Closed EddieLF closed 7 months ago
I don't believe memory is the bottleneck here - I suspect we're actually misconfiguring Django on deploy (similar to how we misdeployed seqr).
Noting cloudrun instance is deployed with: 1 CPU, 80 concurrent requests, 100 max instances, but in gunicorn here we're asking for 2 workers and 4 threads. I think we should switch workers to 3 gunicorn docs, and 1 thread (as gcloud is not hyperthreaded) and see what happens:
@illusional thanks for pulling up the plots which show that peak memory utilisation is not even at 50% while set to 512mb. I agree with the interpretation of the gunicorn docs and that those changes to workers and threads are a good place to start. PR updated with a change to the Dockerfile and a comment linking the docs.

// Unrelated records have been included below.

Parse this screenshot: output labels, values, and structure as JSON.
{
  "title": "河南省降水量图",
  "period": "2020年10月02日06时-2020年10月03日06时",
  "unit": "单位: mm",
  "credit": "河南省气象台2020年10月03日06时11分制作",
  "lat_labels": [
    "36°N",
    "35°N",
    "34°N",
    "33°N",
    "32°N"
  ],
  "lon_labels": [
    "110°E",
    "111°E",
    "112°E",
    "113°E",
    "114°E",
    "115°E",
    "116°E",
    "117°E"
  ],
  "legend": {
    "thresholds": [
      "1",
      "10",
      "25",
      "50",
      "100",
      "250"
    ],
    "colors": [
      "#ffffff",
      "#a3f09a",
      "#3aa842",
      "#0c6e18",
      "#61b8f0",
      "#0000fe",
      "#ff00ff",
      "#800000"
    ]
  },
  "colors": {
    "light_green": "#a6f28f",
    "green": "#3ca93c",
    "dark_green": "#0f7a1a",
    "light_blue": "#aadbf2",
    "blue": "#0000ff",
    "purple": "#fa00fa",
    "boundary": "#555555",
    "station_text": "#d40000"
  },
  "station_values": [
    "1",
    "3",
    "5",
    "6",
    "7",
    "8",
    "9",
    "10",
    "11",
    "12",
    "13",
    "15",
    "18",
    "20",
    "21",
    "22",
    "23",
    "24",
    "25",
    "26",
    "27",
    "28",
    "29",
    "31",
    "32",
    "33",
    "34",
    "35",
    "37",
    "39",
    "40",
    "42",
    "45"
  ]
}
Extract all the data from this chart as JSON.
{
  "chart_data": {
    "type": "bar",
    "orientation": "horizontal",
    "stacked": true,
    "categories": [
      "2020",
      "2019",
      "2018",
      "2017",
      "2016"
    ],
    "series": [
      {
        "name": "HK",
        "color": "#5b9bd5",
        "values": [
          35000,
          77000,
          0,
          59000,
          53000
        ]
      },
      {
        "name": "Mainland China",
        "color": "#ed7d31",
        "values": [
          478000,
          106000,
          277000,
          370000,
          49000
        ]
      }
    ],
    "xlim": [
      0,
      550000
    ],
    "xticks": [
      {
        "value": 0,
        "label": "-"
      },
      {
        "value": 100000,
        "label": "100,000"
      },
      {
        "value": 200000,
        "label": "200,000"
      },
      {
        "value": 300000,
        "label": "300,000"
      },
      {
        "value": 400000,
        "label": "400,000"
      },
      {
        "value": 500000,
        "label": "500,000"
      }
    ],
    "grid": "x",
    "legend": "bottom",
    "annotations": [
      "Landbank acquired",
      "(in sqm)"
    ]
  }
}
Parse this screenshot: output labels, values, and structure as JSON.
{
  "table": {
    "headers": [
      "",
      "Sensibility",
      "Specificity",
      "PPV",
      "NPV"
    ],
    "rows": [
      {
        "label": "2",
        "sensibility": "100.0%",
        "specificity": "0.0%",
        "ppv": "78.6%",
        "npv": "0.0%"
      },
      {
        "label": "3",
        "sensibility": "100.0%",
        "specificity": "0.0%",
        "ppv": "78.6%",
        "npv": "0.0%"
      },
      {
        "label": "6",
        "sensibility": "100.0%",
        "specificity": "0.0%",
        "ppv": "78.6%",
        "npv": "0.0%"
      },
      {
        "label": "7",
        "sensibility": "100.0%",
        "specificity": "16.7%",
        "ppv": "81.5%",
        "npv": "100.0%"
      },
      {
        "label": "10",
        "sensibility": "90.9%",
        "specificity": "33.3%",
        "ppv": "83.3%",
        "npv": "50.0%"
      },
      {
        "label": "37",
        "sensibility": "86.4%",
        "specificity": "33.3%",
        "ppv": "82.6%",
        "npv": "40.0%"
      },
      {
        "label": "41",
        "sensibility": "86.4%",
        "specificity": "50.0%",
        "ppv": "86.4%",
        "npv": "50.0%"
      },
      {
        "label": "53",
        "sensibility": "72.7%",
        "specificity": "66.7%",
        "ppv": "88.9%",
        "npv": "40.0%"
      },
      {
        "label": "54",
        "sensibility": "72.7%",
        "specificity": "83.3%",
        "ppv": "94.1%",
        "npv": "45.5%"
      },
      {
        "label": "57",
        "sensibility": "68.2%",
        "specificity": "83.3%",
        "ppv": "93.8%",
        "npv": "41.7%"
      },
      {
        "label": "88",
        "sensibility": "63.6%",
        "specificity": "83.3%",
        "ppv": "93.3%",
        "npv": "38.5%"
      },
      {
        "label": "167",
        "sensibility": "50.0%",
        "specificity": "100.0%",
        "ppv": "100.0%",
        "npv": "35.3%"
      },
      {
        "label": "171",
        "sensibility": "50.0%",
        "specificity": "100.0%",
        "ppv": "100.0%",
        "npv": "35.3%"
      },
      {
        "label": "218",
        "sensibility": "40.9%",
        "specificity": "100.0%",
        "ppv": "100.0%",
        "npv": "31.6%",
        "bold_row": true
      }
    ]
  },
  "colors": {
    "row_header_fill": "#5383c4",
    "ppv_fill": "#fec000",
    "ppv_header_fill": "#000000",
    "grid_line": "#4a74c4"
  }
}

The current deployed cloudrun instance for the curation portal only has 512Mi of memory. As the number of variants in the project scales, the curators are facing long delays in loading projects, variants, charts, etc. ~Doubling the memory with the --memory flag may alleviate some of these issues.~
As suggested below by Michael, more memory may not be the solution. We should start by correcting the number of workers
=(2x threads) + 1
and threads=1
(as gcloud is not hyperthreaded) and see if there is a noticeable improvement.